Native Americans such as the Caddo, Comanche, Cherokee, Delaware, Kickapoo, and Tonkawa lived in the Collin County and North Texas area. Early in the 1840s, European settlers arrived in the region close to modern-day Plano. A sawmill, a gristmill, and a store soon attracted more inhabitants. voters proposed the name Plano (from the Spanish word for “flat”) in allusion to the surrounding topography, which was unvarying and devoid of any trees. This name was eventually adopted after voters rejected many other names for the young town, including calling it in honor of then-President Millard Fillmore. The name was accepted by the post office.
Geography of Plano, Texas plays a significant role in shaping its economy and culture. The opening of the Houston and Central Texas Railway in 1872 aided Plano’s development, and the city was founded the following year. The population grew to about 500 by 1874. A fire that swept through the business center in 1881 gutted the majority of the structures. Following its reconstruction, Plano’s economy grew once more throughout the 1880s. Also in 1881, the city took control of the future Plano Independent School District (PISD), putting an end to the region’s reliance on exclusive private schools.
The population of Plano first increased gradually, from 1,304 in 1900 to 3,695 in 1960. Plano started to enjoy some of the post-World War II boom that its neighbors had experienced by the 1970s, thanks to a number of public works initiatives and a change in taxation that drove out the farming community. The population increased from 17,872 in 1970 to 72,000 in 1980. Due in great part to Plano’s flat geography, grid structure, and planning activities, sewers, schools, and street development kept up with this enormous rise.

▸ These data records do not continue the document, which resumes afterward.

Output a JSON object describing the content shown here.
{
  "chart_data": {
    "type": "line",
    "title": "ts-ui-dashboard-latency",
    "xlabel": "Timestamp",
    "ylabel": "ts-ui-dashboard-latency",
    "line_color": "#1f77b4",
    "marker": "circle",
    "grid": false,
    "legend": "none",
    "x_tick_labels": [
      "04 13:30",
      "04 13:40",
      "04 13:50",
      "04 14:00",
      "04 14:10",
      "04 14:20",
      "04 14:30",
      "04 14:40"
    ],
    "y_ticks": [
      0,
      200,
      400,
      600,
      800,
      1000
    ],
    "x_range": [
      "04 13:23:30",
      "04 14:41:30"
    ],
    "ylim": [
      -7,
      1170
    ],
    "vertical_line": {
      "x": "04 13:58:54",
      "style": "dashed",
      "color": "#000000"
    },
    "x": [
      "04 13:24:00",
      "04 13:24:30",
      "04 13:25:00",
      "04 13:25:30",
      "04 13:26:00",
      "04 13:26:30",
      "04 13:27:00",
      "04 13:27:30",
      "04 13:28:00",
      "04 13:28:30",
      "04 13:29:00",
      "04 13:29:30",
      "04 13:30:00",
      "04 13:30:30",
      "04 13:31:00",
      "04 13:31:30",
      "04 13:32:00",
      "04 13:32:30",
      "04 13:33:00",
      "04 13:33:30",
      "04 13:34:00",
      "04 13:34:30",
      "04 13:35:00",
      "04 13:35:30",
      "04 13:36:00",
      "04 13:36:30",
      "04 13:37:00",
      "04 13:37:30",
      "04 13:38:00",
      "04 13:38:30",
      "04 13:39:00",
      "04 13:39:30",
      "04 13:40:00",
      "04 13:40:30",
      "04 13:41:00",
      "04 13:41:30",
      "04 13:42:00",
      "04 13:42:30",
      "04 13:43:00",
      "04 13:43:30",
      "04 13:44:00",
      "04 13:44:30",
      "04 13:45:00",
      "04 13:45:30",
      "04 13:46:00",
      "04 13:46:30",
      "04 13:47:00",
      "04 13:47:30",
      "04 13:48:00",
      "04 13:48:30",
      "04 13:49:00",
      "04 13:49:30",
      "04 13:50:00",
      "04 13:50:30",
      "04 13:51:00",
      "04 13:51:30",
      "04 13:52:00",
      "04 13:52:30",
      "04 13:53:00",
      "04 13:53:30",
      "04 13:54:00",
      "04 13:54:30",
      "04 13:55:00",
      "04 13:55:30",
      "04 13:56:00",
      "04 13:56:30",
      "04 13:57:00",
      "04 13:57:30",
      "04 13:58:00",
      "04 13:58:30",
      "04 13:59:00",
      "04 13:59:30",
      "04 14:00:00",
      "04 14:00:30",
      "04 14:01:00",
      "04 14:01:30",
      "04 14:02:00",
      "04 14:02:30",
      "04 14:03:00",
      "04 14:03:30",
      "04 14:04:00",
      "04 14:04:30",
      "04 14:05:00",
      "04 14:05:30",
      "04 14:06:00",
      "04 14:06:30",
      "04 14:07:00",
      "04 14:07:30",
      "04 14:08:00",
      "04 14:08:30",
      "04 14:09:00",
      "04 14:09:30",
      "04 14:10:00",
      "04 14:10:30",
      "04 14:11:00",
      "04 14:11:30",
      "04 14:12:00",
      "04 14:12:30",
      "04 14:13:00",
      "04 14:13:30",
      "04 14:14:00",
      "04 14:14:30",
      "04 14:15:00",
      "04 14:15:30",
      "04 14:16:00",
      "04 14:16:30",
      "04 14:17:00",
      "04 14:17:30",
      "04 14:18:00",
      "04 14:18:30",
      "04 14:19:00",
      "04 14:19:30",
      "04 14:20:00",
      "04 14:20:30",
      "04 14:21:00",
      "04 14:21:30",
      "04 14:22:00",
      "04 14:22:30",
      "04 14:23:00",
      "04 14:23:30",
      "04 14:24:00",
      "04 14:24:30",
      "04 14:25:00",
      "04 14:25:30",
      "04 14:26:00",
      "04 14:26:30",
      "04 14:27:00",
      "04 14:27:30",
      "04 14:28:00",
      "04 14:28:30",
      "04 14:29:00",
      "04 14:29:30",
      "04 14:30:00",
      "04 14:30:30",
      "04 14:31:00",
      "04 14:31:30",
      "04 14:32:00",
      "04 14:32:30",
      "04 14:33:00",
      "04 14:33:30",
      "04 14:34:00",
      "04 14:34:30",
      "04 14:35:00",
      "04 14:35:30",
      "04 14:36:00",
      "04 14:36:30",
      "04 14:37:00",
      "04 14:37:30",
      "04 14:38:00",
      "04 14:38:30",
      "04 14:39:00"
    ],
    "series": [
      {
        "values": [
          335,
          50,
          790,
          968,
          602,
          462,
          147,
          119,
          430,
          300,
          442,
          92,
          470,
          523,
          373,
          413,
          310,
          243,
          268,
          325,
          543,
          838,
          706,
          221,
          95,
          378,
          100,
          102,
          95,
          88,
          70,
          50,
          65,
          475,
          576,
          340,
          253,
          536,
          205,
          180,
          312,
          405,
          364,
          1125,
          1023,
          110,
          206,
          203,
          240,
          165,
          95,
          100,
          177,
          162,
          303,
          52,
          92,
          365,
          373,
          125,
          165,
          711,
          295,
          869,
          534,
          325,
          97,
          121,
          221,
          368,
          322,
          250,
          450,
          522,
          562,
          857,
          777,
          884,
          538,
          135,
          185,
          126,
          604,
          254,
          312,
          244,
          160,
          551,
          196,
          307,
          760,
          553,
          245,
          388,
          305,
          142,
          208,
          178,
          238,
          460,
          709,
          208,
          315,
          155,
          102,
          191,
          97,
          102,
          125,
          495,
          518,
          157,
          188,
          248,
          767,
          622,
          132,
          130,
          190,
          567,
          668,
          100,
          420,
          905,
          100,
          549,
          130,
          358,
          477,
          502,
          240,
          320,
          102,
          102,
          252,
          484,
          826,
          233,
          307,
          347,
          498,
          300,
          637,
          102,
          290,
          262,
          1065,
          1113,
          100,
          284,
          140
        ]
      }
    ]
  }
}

In the 1980s, numerous significant businesses, including J. Further growth was sparked when C. Penney and Frito-Lay relocated their corporate offices to Plano. By 1990, there were 128,713 people living there, outnumbering McKinney, the county seat. Plano was named an All-America City in 1994. One of Dallas’s largest suburbs, with a population of 222,030 in 2000, it was also the fastest-growing. There is not much undeveloped territory within the city limits of Plano because it is surrounded by other municipalities, which prevents it from growing. However, Turnpike Commons at the junction of Renner Road and the George Bush Turnpike was a sizable parcel of land that was being built as of July 2012. Apartments, clinics, dining establishments, a hotel, a Race Track service station, and restaurants are anticipated to be included in the development.